A Walk Across the Sun begins with the quote “If we have no peace, it is because we have forgotten that we belong to one another” – Mother Teresa of Calcutta – and it is dedicated to “the unaccountable number of souls held captive in the sex trade” and “the heroic men and women across the globe working tirelessly to win their freedom.” This novel is the story of sister orphans Ahalya and Sita who are abducted and sold to a Mumbai brothel owner to work in the sex trade at ages 17 and 15. Attorney Thomas Clarke of Washington, D.C. decides to pursue a pro bono sabbatical working in India to prosecute human trafficers and tries to rescue Ahalya and Sita.

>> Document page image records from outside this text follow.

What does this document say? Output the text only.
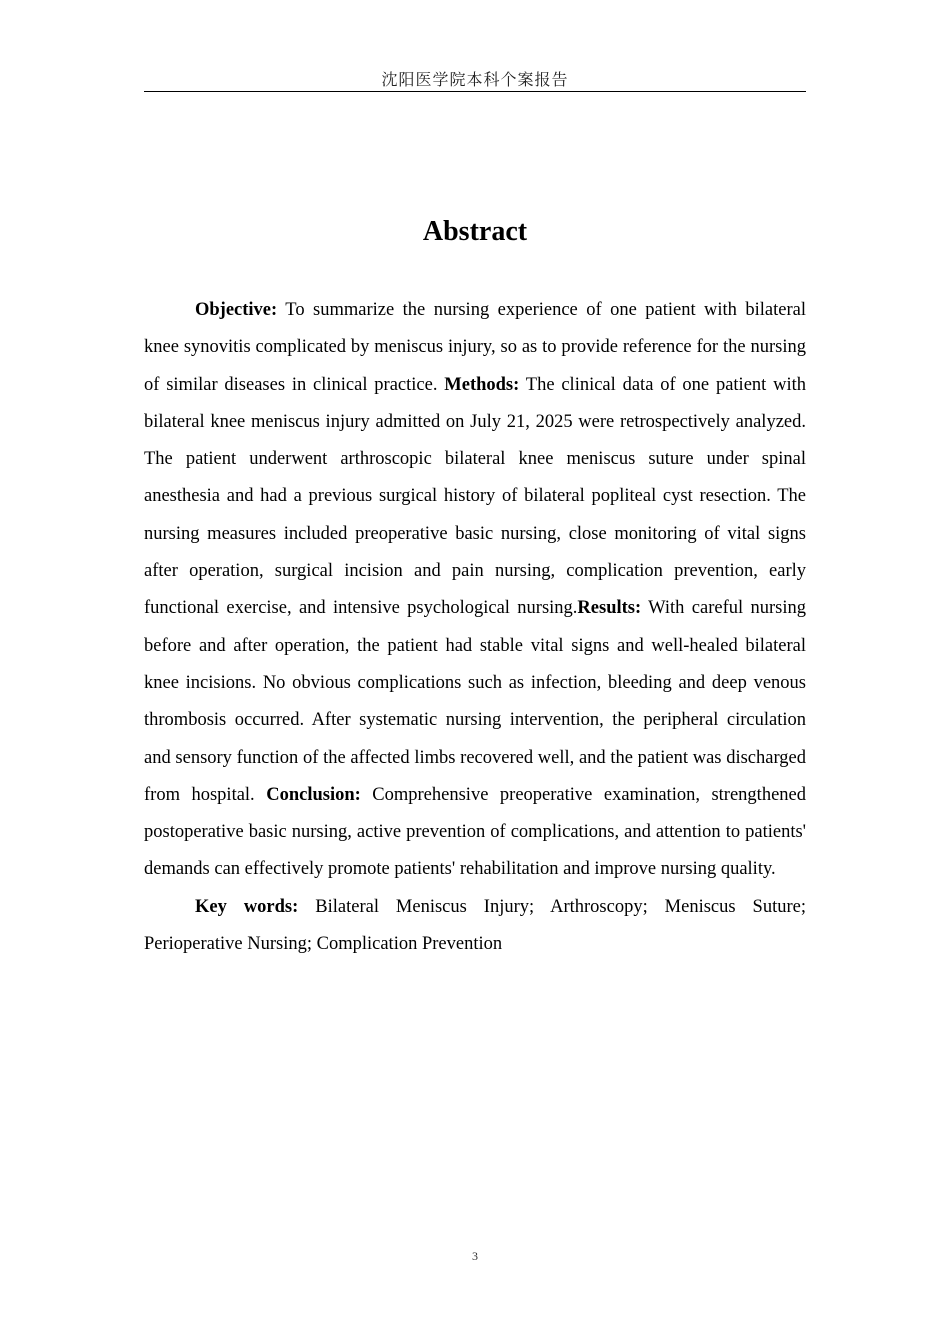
沈阳医学院本科个案报告
Abstract

Objective: To summarize the nursing experience of one patient with bilateral knee synovitis complicated by meniscus injury, so as to provide reference for the nursing of similar diseases in clinical practice. Methods: The clinical data of one patient with bilateral knee meniscus injury admitted on July 21, 2025 were retrospectively analyzed. The patient underwent arthroscopic bilateral knee meniscus suture under spinal anesthesia and had a previous surgical history of bilateral popliteal cyst resection. The nursing measures included preoperative basic nursing, close monitoring of vital signs after operation, surgical incision and pain nursing, complication prevention, early functional exercise, and intensive psychological nursing.Results: With careful nursing before and after operation, the patient had stable vital signs and well-healed bilateral knee incisions. No obvious complications such as infection, bleeding and deep venous thrombosis occurred. After systematic nursing intervention, the peripheral circulation and sensory function of the affected limbs recovered well, and the patient was discharged from hospital. Conclusion: Comprehensive preoperative examination, strengthened postoperative basic nursing, active prevention of complications, and attention to patients' demands can effectively promote patients' rehabilitation and improve nursing quality.

Key words: Bilateral Meniscus Injury; Arthroscopy; Meniscus Suture; Perioperative Nursing; Complication Prevention

3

A tsunami ravages their town of Chennai, and the two sisters begin finding bodies on the beach, including that of their father Nanesh and their mother Ambini. The rest of their family relatives have died also. Ahalya and Sita flee, taking a photo of the family and a box of gold jewelry, hoping to get to St. Mary’s. A man named Kanan takes them in a truck and “Ahalya clutched the satchel tightly. Without hesitation, the young man backhanded her across the face. Ahalya’s cheek smarted from the blow and she tasted blood on her lip. Beside her, Sita began to whimper. The violence had been sudden and shocking. Ahalya handed over the bag” and the young man takes all their jewelry and brings them to his family home where his wife Chako gives them tranquilizers and they fall asleep. The two sisters are sold for ten thousand rupees and sent to Suchir’s brothel in Bombay.

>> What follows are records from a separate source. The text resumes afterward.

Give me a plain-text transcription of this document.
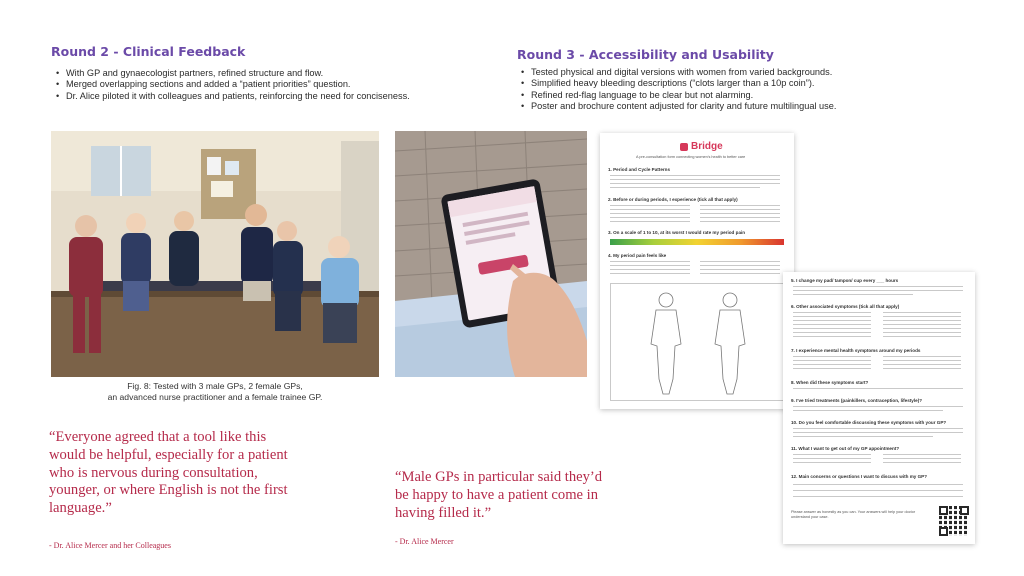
Round 2 - Clinical Feedback
• With GP and gynaecologist partners, refined structure and flow.
• Merged overlapping sections and added a “patient priorities” question.
• Dr. Alice piloted it with colleagues and patients, reinforcing the need for conciseness.
Round 3 - Accessibility and Usability
• Tested physical and digital versions with women from varied backgrounds.
• Simplified heavy bleeding descriptions (“clots larger than a 10p coin”).
• Refined red-flag language to be clear but not alarming.
• Poster and brochure content adjusted for clarity and future multilingual use.
Fig. 8: Tested with 3 male GPs, 2 female GPs,
an advanced nurse practitioner and a female trainee GP.
“Everyone agreed that a tool like this
would be helpful, especially for a patient
who is nervous during consultation,
younger, or where English is not the first
language.”
- Dr. Alice Mercer and her Colleagues
“Male GPs in particular said they’d
be happy to have a patient come in
having filled it.”
- Dr. Alice Mercer
Bridge
A pre-consultation form connecting women's health to better care
1. Period and Cycle Patterns
2. Before or during periods, I experience (tick all that apply)
3. On a scale of 1 to 10, at its worst I would rate my period pain
4. My period pain feels like
5. I change my pad/ tampon/ cup every ___ hours
6. Other associated symptoms (tick all that apply)
7. I experience mental health symptoms around my periods
8. When did these symptoms start?
9. I've tried treatments (painkillers, contraception, lifestyle)?
10. Do you feel comfortable discussing these symptoms with your GP?
11. What I want to get out of my GP appointment?
12. Main concerns or questions I want to discuss with my GP?
Please answer as honestly as you can. Your answers will help your doctor understand your case.
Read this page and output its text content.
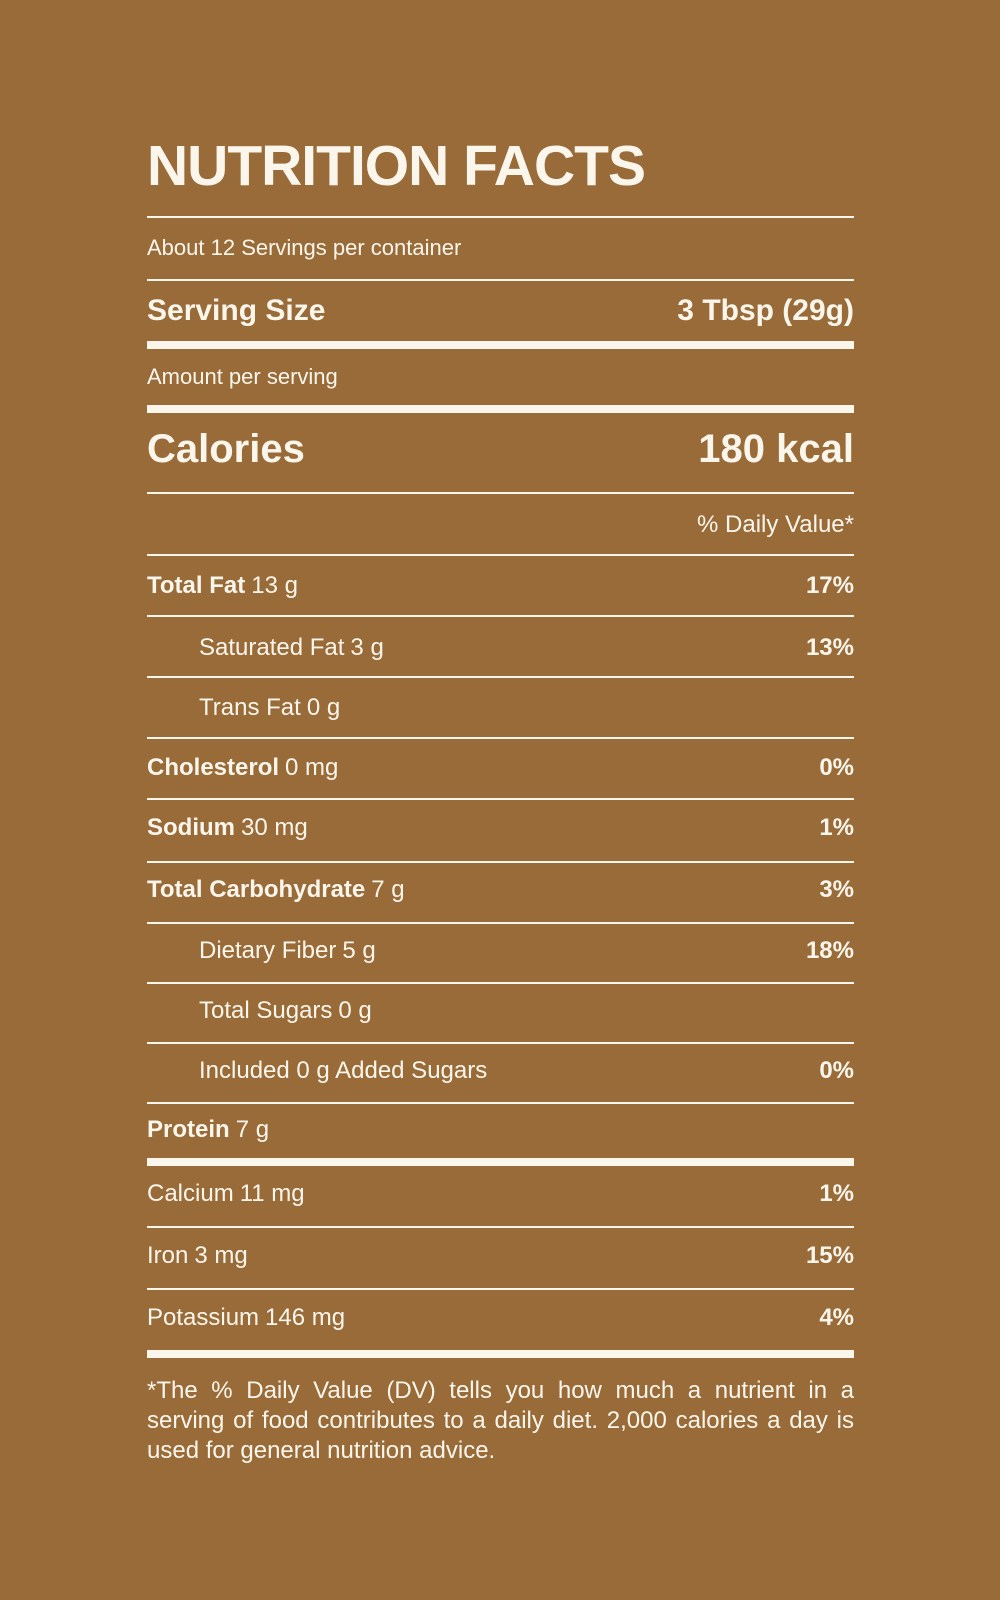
NUTRITION FACTS
About 12 Servings per container
Serving Size	3 Tbsp (29g)
Amount per serving
Calories	180 kcal
% Daily Value*
Total Fat 13 g	17%
Saturated Fat 3 g	13%
Trans Fat 0 g
Cholesterol 0 mg	0%
Sodium 30 mg	1%
Total Carbohydrate 7 g	3%
Dietary Fiber 5 g	18%
Total Sugars 0 g
Included 0 g Added Sugars	0%
Protein 7 g
Calcium 11 mg	1%
Iron 3 mg	15%
Potassium 146 mg	4%
*The % Daily Value (DV) tells you how much a nutrient in a serving of food contributes to a daily diet. 2,000 calories a day is used for general nutrition advice.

As a virgin, Ahalya is first sold by Suchir to a customer, for ninety thousand ruppees. Sumeera, Suchir’s wife, tells her, “What you have experienced is difficult. The shame is natural. All feel it the first time. But you will survive. You will learn to accept it.” In their “prison of boredom and fear” Sumeera tells them “Desire is the enemy….Desire for the past, desire for the future, desire for love, desire for family. Everything. A beshya has to detach herself from all affections and accept her karma. You will never be happy here. But you don’t need to be sad.” Younger sister Sita is taken away to “a flat in Bombay with a strange man who dealt in drugs” and separated from her sister. She is forced to become a mule, swallowing passed condom pellets filled with heroin and “If a condom ruptures, the heroin will send your body into shock and you could die.” As for Ahalya, “Her only desire was to reunite with Sita. Life had lost all other meaning.” After the brothel she’s in is raided, Ahalya ends up in an orphanage run by Sister Ruth. Meanwhile, attorney Thomas Clarke, whose wife Priya has gone back to India, follows Priya there and begins working in the courts.

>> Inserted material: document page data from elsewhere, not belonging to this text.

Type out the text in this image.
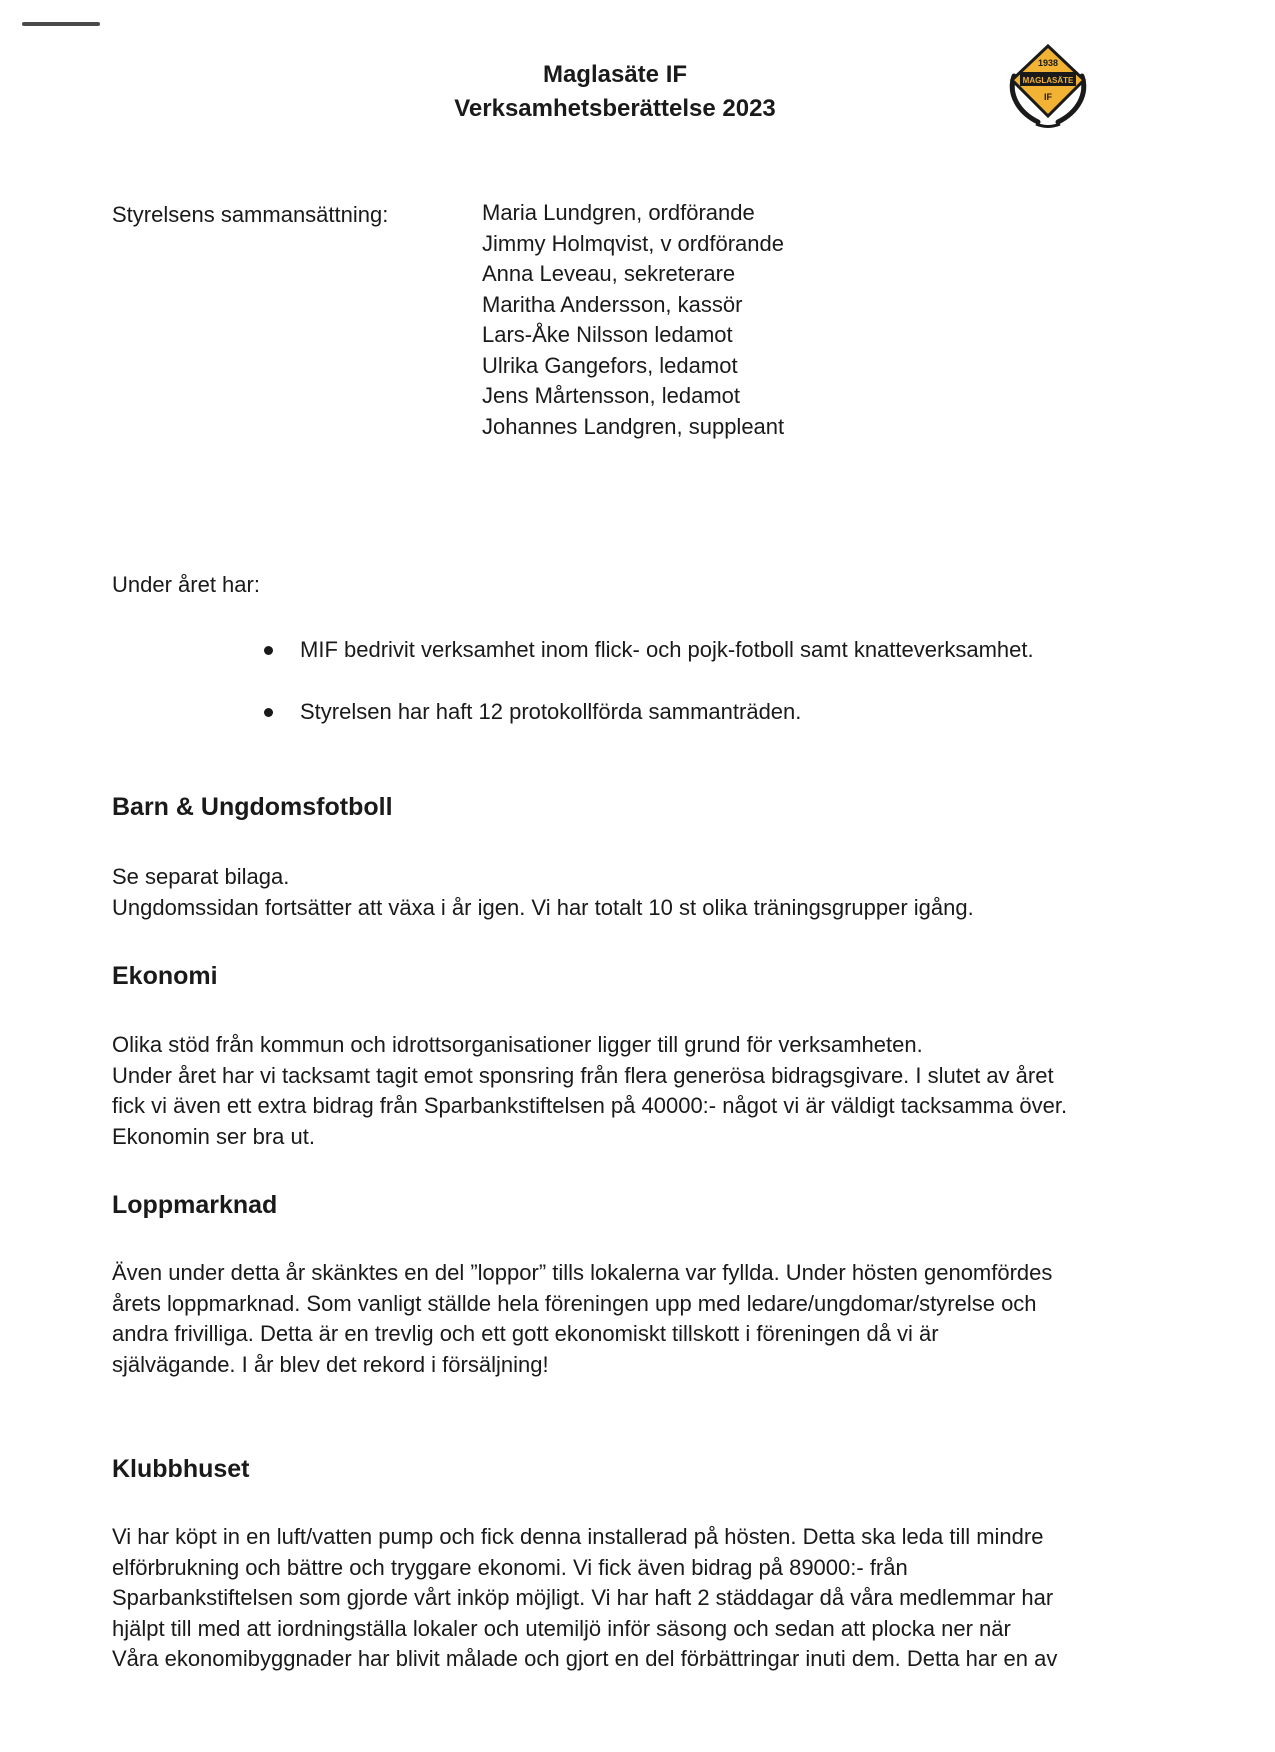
Maglasäte IF
Verksamhetsberättelse 2023
1938
MAGLASÄTE
IF
Styrelsens sammansättning:	Maria Lundgren, ordförande
Jimmy Holmqvist, v ordförande
Anna Leveau, sekreterare
Maritha Andersson, kassör
Lars-Åke Nilsson ledamot
Ulrika Gangefors, ledamot
Jens Mårtensson, ledamot
Johannes Landgren, suppleant
Under året har:
MIF bedrivit verksamhet inom flick- och pojk-fotboll samt knatteverksamhet.
Styrelsen har haft 12 protokollförda sammanträden.
Barn & Ungdomsfotboll
Se separat bilaga.
Ungdomssidan fortsätter att växa i år igen. Vi har totalt 10 st olika träningsgrupper igång.
Ekonomi
Olika stöd från kommun och idrottsorganisationer ligger till grund för verksamheten.
Under året har vi tacksamt tagit emot sponsring från flera generösa bidragsgivare. I slutet av året
fick vi även ett extra bidrag från Sparbankstiftelsen på 40000:- något vi är väldigt tacksamma över.
Ekonomin ser bra ut.
Loppmarknad
Även under detta år skänktes en del ”loppor” tills lokalerna var fyllda. Under hösten genomfördes
årets loppmarknad. Som vanligt ställde hela föreningen upp med ledare/ungdomar/styrelse och
andra frivilliga. Detta är en trevlig och ett gott ekonomiskt tillskott i föreningen då vi är
självägande. I år blev det rekord i försäljning!
Klubbhuset
Vi har köpt in en luft/vatten pump och fick denna installerad på hösten. Detta ska leda till mindre
elförbrukning och bättre och tryggare ekonomi. Vi fick även bidrag på 89000:- från
Sparbankstiftelsen som gjorde vårt inköp möjligt. Vi har haft 2 städdagar då våra medlemmar har
hjälpt till med att iordningställa lokaler och utemiljö inför säsong och sedan att plocka ner när
Våra ekonomibyggnader har blivit målade och gjort en del förbättringar inuti dem. Detta har en av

How Thomas Clarke tries to help Ahalya and Sita is the crux of Corban Addison’s story. Sita is sent to New Jersey, but Ahalya never gives up the hope of finding her, having given Thomas Clarke their family photo. Ahalya grows a lotus in a pot for Sita, awaiting her return.
Will the two sisters be reunited and will Sita be freed from the sex trade? A man who sells young girls, Dietrich Klein, tells Sita, “You are not here because I enjoy the sale of sex. You are here because men enjoy the purchase of it. I’m simply the broker. Some businessmen sell objects. Others sell knowledge. I sell fantasies. it is all the same.”
A Walk Across The Sun, by Corban Addison, published on January 3, 2012 by Silver Oak Sterling Publishing, 384 pages.
Reviewed by Christina Zawadiwsky
Christina Zawadiwsky is Ukrainian-American, born in New York City, has a degree in Fine Arts, and is
a poet, artist, journalist and TV producer. She has received a National Endowment for the Arts Award, two Wisconsin Arts Boards Awards, a Co-Ordinating Council of Literary Magazines Writers Award, and an Art Futures Award, among other honors. She was the originator and producer of Where The Waters Meet, a local TV series created to facilitate the voices of artists of all genres in the media, for which she won two national and twenty local awards, including a Commitment to Community Television Award. She is also a contributing editor to the annual Pushcart Prize Anthology, the recipient of an Outstanding Achievement Award from the Wisconsin Library Association, and has published four books of poetry. She currently reviews movies for , music for , and books for .
Views: 158
JP
What a terrible state to befall young girls from India who had lived under the protection of their families before the tsunami occurred. Sounds like a very good book.
Pat
Although this does happen in America (even in this review an Indian girl is brought to America), it somehow seems unimaginable. More people should read books of this sort to learn what’s happening to our young girls all over the earth.
Chris
My (Unitarian) church sponsors drives to help support trying to rid the world of the sex trade, and also sells books like this one to inform the public of what’s going on. I’ll definitely tell them about this book.
Joan Colby
Imagine the horror of such an existence. One’s heart goes out to these poor girls and you wonder about their ultimate fate: will they be reunited?
I would very much like to read this book.
gman
This book is another testament to how barbaric and cruel man can be to all around him, all in the search for wealth. This sounds like a very interesting book, I would like to read it.